成為怪物以前 / 蕭瑋萱

陳浩基『13.67.』を世界的な話題作へと押し上げた立役者、台湾光磊國際版權公司のG氏がいま激推しする一冊。台湾でも話題となっているらしく、『13.67』のように各国で刊行されたあと、日本にも上陸するかもしれないのでホンの少しだけ紹介しておきます。

作者はインディペンデント系映画の脚本も手がけており、小説は本作がはじめて。あらすじは、――特殊清掃会社で働くヒロインには、かつて弟を練炭自殺で亡くした過去があった。ある日、深夜の事務所に一人でいると、「明日の朝までにこの部屋を片付けてもらいたい」という妙な電話がかかってくる。電話で言われた現場に到着すると、天井が崩れ落ち、首吊り自殺をしたらしい痕跡があるものの、死体はない。彼女は訝しく思いながらもひとりで仕事を済ませると、それから数日して警察からの呼び出しが。

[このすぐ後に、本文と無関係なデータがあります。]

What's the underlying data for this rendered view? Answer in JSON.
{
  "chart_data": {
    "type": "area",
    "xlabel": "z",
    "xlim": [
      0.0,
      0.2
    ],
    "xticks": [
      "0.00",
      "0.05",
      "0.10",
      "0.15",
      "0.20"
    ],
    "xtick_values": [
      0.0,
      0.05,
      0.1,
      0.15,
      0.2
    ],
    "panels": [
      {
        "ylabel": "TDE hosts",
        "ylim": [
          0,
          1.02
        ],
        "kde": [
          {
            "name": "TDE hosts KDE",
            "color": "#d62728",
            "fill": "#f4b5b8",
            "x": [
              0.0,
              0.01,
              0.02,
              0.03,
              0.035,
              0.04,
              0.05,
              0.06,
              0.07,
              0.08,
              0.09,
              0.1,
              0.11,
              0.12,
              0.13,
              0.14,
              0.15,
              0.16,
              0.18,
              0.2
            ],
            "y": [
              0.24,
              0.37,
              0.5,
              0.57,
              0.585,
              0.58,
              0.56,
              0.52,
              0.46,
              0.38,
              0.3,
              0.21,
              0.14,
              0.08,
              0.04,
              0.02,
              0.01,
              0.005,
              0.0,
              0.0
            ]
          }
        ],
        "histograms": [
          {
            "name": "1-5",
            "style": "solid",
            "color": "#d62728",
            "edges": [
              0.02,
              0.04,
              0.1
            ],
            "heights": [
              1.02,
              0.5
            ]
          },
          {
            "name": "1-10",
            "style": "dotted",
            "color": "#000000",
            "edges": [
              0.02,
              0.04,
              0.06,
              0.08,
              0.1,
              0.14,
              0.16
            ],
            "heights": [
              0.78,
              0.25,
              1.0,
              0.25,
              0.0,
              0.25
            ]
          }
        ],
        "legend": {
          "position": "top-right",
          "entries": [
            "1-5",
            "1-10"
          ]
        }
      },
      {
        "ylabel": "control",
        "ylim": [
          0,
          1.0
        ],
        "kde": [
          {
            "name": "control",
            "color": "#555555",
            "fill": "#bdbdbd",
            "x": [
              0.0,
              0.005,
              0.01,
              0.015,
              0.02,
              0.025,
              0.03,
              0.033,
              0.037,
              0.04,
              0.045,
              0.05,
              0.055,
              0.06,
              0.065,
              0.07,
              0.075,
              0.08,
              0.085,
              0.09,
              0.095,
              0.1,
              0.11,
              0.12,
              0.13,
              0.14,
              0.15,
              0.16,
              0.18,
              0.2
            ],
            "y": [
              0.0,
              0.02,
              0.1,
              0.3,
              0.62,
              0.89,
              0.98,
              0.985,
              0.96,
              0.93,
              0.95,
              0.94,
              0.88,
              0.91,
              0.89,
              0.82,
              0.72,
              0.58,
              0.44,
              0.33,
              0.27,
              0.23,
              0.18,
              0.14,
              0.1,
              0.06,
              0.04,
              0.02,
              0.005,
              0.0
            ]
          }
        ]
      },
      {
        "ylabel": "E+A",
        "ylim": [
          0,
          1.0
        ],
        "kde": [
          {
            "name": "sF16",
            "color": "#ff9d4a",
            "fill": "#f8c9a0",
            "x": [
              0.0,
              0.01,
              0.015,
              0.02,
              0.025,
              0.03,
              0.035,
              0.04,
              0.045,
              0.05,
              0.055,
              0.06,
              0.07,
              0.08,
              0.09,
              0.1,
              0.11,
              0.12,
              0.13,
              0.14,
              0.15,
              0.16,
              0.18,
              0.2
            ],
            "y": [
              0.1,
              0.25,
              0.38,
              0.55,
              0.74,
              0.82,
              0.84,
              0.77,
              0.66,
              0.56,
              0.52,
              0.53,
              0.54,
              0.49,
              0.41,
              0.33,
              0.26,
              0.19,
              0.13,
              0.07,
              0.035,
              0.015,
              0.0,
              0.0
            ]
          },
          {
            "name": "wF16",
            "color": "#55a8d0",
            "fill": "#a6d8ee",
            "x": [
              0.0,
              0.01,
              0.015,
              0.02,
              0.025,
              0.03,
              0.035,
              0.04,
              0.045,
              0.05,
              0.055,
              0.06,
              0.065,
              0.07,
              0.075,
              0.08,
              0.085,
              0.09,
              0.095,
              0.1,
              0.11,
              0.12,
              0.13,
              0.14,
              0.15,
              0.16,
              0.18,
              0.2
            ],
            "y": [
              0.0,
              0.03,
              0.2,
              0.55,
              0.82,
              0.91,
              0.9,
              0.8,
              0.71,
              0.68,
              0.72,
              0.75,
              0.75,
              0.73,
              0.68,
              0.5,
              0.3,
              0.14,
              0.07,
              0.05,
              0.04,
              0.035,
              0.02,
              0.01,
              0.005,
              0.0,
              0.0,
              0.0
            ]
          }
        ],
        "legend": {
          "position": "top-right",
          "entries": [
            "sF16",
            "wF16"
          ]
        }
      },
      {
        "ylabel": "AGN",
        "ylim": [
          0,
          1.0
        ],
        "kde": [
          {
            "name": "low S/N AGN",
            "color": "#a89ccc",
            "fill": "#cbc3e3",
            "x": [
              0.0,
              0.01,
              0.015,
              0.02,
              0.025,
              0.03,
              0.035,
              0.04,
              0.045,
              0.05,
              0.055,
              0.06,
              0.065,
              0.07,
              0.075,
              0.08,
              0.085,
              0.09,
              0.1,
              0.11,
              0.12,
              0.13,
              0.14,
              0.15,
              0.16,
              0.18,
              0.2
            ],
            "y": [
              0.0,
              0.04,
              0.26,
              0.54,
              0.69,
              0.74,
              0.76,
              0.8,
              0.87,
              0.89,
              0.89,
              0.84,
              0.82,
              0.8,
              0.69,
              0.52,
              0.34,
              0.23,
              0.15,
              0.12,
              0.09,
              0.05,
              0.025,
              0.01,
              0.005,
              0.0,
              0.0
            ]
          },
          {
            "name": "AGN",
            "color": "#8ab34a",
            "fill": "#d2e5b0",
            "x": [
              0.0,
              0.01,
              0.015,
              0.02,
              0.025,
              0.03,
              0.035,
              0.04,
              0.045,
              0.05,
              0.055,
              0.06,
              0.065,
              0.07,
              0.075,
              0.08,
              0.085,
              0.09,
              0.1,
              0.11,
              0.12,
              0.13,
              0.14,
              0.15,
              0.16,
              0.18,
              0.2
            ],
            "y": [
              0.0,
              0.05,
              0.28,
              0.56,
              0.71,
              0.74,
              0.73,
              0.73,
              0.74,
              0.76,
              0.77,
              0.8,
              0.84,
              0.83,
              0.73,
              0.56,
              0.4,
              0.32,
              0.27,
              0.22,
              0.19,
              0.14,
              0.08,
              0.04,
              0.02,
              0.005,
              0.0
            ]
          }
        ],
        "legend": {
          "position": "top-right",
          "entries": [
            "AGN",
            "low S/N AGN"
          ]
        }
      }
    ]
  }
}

どうやらその部屋の住人だった女子大生がバラバラ死体となって見つかり、自分はその容疑者として疑われているらしい。元恋人の弁護士とともに自分を陥れた人物を探し出そうと決意した彼女は、ふと思い出す。現場に残されていたある香り――その香水の香りは、かつて自殺した弟の部屋でも嗅いだことのあるものだった。弟の死と事件を繋ぐミッシングリンク。そして彼女を陥れようとするものの正体とは。人間離れした嗅覚の持ち主である彼女は、香水殺人魔の助言を得ながら事件の真相に辿り着くことができるのか――という話。

本格ミステリとしては、中盤に真犯人に絡めたどんでん返しが用意されているものの、本作の眼目は、カットバックを交差させた各シーンの見せ方と、登場人物たちの過去が事件の真相へと収斂していく映画的な展開の巧みさでしょう。過去と現在を交錯させ、さらには語り手不明の独白などが混在しているため、初読時は混乱したものの、最後まで読了してなるほど、と膝を打つ一冊に仕上がっています。

作者のあとがきに曰く、本作は犯罪文学小説であるとのこと。特にこの「文学」というところが、本作の魅力を語る上での重要なポイントになっているかもしれません。地の文で登場人物の内心をじっくりネットリと描いていく趣向は、日本のミステリよりはむしろ欧米のミステリの雰囲気に近く、香水が事件の謎を解く大きな鍵となっている点についても、作者がパトリック・ジュースキント『ある人殺しの物語 香水』を意識していることは明らかでしょう(実際、ヒロインと殺人鬼との会話の中で、彼女が追いかける犯人をふたりは「グルヌイユ」と呼ぶことにしている(『香水』の主人公の名前))。

『香水』が、主人公・グルヌイユがある香りに魅了されたことをきっかけに殺人者となり、究極の香りを求めて放浪する一代記であったのに比較すると、本作は『成為怪物以前』(怪物になる前)というタイトルが暗示する通り、ある人物が「怪物」へと変貌していく物語である点が異なります。「怪物」とはいったい何なのか、「怪物」と「狂人」との違いは何なのかという点が、殺人鬼や、ヒロインが対峙する犯罪者の振る舞いや因業を交えて明らかにされていく後半部の緊張感溢れる展開も見所で、本格ミステリ点な視点よりは、スリラー、サスペンスに文学的香気を交えた物語を一編の映画のように仕上げた一冊ということができるかもしれません。

また脚本家である作者らしく、ある古典的な名作が、本作の犯人像や事件の真相に繋がる伏線として大胆に提示されているところにも注目で、このあたり、なかなかマニア心を擽る一編に仕上がっています。なおこの作品、『2022法蘭克福書展臺灣館』の「跨域IP成果」に選出されているところからも、近い将来、映像化されるかもしれません。注目の作品、ということで。